How come? To find this hidden meaning, we need to take a look at the commentaries. But first, we should know that it stems from a seemingly bizarre commandment; ”Never shall you suspend the salt covenant of your G‑d . . . with all your offerings you shall offer salt (2:13)”. What’s this got to do with anything- let alone equality? Rashi explains, ”When G‑d separated the supernal waters from the lower waters, He made a covenant with the lower waters that their salt will be offered on the altar.”

An interesting explanation, and one which makes the salt commandment- or, rather, covenant- easy to understand, but it still leaves some ambiguity. It is here that we turn to the teachings of Rabbi Isaac Luria, often known as the ‘Ari’, who sheds some light on the different types of offerings; ”The korban, which was the vehicle of the elevation of the world to G‑d, had to include “representatives” of all four sectors of creation: the inanimate world, the vegetable world, the animal world and the human world. Thus the korban was offered by a human being, and consisted of an animal, grain and salt.”

As we read above, all four types of creation had to somehow be included in the sacrifices. And just as G-d included humans, animals, grains and salt, we, too, need to work on including all of G-d’s creations in our lives. When G-d decided that He was going to include everything in His service, He was instructing us to do the same. The message of the salt offering is clear: we can all serve Hashem, and in fact, we all have an equal duty to do so.

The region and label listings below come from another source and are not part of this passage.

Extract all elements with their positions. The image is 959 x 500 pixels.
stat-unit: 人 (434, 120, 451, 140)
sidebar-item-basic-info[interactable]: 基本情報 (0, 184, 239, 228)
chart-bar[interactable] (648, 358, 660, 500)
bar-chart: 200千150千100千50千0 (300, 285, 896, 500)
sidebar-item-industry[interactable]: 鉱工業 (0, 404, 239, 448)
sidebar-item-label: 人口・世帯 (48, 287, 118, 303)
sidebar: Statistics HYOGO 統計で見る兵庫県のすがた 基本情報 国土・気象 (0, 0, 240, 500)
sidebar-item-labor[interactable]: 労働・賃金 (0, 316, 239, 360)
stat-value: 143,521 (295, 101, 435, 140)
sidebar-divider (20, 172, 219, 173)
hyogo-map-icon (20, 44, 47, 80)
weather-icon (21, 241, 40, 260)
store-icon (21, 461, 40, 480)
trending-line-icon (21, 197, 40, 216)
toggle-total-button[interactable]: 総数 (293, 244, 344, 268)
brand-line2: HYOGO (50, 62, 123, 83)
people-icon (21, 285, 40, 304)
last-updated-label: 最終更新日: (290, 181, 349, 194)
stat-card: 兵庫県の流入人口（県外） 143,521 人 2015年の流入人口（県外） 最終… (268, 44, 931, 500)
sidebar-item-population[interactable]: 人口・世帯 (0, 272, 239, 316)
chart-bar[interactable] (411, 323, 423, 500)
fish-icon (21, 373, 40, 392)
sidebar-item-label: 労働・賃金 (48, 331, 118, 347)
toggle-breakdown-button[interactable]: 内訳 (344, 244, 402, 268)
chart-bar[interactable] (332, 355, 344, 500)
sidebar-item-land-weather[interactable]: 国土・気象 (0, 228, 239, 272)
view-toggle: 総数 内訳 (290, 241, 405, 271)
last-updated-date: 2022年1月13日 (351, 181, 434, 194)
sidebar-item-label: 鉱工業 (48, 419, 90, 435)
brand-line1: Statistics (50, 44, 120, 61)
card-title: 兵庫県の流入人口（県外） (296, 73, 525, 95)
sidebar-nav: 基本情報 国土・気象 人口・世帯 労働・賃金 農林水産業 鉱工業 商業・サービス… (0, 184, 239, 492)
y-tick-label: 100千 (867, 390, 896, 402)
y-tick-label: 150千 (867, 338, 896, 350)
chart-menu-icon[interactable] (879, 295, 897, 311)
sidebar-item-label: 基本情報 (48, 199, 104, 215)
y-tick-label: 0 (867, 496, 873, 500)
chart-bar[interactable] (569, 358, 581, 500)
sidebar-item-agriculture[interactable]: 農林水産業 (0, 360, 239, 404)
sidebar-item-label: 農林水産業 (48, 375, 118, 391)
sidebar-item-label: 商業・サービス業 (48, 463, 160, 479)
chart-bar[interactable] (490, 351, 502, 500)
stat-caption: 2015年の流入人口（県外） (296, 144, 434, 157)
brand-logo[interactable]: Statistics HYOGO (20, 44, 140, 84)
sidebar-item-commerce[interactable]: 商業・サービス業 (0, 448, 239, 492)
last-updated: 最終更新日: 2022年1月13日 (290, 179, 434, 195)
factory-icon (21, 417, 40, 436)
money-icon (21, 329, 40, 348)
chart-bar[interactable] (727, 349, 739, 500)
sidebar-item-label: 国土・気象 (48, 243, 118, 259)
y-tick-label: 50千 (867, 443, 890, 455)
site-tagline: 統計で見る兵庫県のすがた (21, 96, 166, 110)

Salt is something small and easily dismissed, but it is necessary for our survival. Humans can’t live without it, but it’s not something we give much thought to. There are members of society in this position, too- people whom we rely on, yet often forget. When we ignore or mistreat these people, it is a massive chillul Hashem; a disgrace to our community. As we begin reading the book of Vayikra, let’s resolve to turn over a new leaf, and work on including everybody.

Gut Shabbes! (Vayakhel-Pekudei)

This Shabbes has lots of different names. It’s not just Shabbes Parshas Vayakhel-Pekudei, it’s also Shabbes Mevorchim, Shabbes Chazak and Shabbes HaChodesh. This last name comes from the additional Torah reading which we read this Shabbes, the last of four. In this additional reading we learn about the commandment to establish a calendar system, based on both the sun and the moon, the latter of which the Jewish people are often compared to. This is because, just as the moon waxes and wanes, we go through periods of both persecution and prosperity, highs and lows. One day, this will all come to and end, with the arrival of Moshiach, may he come speedily and in our days!

In London, Shabbes candles should be lit at 6:02 PM, and Shabbes ends tomorrow at 7:12 PM. While lighting your candles, please remember Chaim Elozor ben Baila, Chashachana bas Bryna and Shai bas Odeya for a refuah shleimah. Thank you and gut shabbes!